The New England Patriots executed the four-minute offense to perfection Sunday, but they needed to rely on some old habits to do so.
The Patriots forced a punt with more than six minutes remaining in the fourth quarter of their win over the Pittsburgh Steelers on Sunday. Leading 17-14, they embarked on a long drive that would put the finishing touches on their first victory of the season. Damien Harris and Rhamondre Stevenson combined for eight carries to bleed the clock, eating up yards thanks to solid play from their offensive line and a schematic change back an old-school power run game that New England made famous.
Patriots center David Andrews was asked about the scheme change postgame, offering little more than an explanation that everything the Patriots do is schemed up.
“It’s (about) game plans, and pulling guards are part of football.

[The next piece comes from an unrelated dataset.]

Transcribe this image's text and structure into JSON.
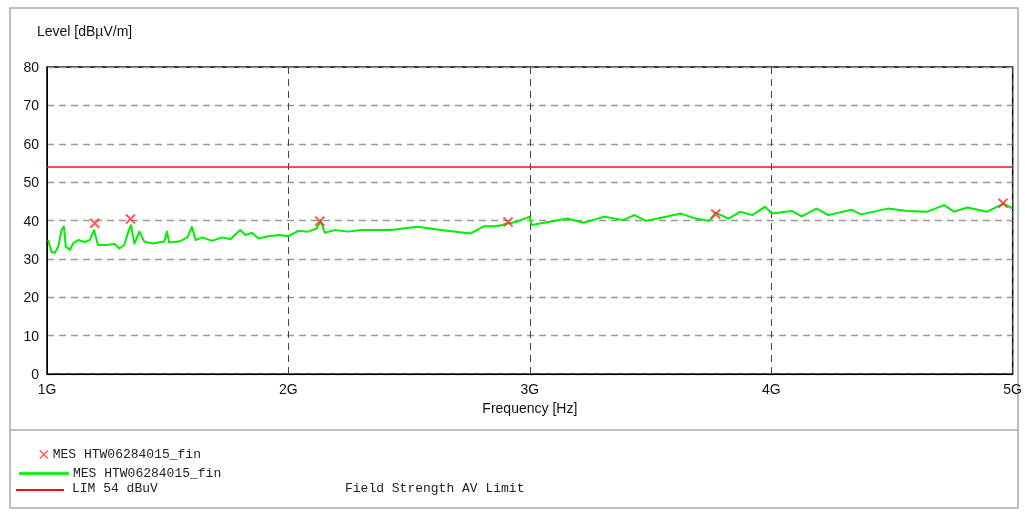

They have been for a hundred years,” Andrews said, per team a provided transcript. “We did some things, some good things today. They had to make a lot of in-game adjustments, obviously they did some different things. It was a good job by everyone getting it figured out and pretty good communication for the most part, nothing really alarming.”
New England’s running backs combined for 118 yards and a touchdown on 24 carries Sunday, a much better output from their 71 yard total in Week 1 against the Miami Dolphins.
Much has been made about the Patriots’ decision to change things up on offense, but the decision to lean on what they know paid off big against the Steelers. Whether it was as a direct result of the change or not, Andrews admits the offensive line was feeling it down the stretch.
“This offensive line man. We got to third-and-3 at the end of the game right there; you’re going back to the huddle thinking, ‘Oh man, I hope they call a run here,’ ” Andrews said. “Then we got back to it and finished it. As an offensive line, it felt really good to finish the game that way and come out of here with a W.”